Strickland has always maintained that he was home watching television and had nothing to do with the killings, which happened when he was 18 years old.

In May, Jackson County Prosecutor Jean Peters Baker announced that she and other legal and political leaders believe Strickland was wrongfully convicted. She said evidence used to convict him had been recanted or disproven since his trial.

Two other men convicted in the killings later insisted that Strickland wasn’t at the crime scene, The Kansas City Star reported. And before she died, the only eyewitness to the killings recanted her testimony that Strickland was the shooter.
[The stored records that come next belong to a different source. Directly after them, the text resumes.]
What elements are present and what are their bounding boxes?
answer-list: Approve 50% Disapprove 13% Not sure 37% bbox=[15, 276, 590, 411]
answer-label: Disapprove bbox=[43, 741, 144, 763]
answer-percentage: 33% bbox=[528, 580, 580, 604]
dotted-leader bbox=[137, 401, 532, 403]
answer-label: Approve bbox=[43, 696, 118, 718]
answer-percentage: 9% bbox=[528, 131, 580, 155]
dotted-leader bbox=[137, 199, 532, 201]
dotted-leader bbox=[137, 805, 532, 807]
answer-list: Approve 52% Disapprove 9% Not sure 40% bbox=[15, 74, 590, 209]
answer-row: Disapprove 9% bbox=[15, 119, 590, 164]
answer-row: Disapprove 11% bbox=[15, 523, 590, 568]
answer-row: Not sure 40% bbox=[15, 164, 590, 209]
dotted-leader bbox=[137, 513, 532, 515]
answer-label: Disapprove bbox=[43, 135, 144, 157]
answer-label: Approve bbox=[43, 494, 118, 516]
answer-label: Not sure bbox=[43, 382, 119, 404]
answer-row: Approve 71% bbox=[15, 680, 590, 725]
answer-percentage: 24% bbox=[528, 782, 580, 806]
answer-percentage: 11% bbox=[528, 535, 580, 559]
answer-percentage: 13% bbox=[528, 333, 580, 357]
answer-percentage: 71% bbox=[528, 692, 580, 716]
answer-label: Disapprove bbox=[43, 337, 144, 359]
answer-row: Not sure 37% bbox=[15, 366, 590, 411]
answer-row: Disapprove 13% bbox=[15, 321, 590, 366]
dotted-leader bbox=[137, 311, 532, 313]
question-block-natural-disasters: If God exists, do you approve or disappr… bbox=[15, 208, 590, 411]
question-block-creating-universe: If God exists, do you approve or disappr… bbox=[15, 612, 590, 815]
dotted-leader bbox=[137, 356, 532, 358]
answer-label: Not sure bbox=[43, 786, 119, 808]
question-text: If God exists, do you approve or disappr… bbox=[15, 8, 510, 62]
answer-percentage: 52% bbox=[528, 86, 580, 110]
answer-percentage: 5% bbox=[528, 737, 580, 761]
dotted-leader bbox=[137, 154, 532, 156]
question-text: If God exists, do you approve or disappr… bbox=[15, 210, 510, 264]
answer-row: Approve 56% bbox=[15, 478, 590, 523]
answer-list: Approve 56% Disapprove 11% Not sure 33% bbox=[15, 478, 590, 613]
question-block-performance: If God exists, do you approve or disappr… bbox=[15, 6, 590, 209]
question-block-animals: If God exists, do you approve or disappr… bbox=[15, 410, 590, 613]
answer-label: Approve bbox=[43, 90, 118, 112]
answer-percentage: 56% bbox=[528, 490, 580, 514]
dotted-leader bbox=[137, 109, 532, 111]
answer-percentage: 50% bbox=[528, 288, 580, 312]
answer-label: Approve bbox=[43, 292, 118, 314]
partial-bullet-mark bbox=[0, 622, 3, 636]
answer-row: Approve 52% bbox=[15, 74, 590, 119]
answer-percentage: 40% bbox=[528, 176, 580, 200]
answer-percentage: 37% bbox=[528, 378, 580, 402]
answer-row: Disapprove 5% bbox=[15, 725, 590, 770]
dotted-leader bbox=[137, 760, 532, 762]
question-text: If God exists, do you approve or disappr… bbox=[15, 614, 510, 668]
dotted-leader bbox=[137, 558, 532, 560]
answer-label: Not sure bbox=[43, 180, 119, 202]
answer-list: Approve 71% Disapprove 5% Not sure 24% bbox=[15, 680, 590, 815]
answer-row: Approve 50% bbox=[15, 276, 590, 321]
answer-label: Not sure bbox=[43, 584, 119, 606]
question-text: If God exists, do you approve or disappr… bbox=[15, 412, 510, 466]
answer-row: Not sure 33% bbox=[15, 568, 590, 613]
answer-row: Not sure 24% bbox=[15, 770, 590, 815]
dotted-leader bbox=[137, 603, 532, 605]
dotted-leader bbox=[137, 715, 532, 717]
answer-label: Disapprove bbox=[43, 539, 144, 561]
In June, the Missouri Supreme Court declined to hear Strickland’s petition. Republican Gov. Mike Parson also refused to pardon Strickland, saying he wasn’t convinced that Strickland was innocent.

Hearings were scheduled in August in DeKalb County, where Strickland is imprisoned. Those hearings were canceled after Peters Baker used a new state law to seek an evidentiary hearing i n Jackson County, where Strickland was convicted. The law allows local prosecutors to challenge convictions if they believe the defendant did not commit the crime.

A hearing scheduled for Sept. 2 was delayed after Schmitt’s office sought more time for the court to hear several motions his office filed in the case.

Schmitt sought to have all 16th Circuit judges in Jackson County recused from presiding over the evidentiary hearing because the presiding judge in that circuit had said he agreed that Strickland was wrongfully convicted.

The Missouri Supreme Court ruled Sept. 30 that the Jackson County judges should be recused from the hearing to avoid any suggestions of impropriety or bias, delaying another hearing. Retired Senior Judge James Welsh was then appointed to preside over the case.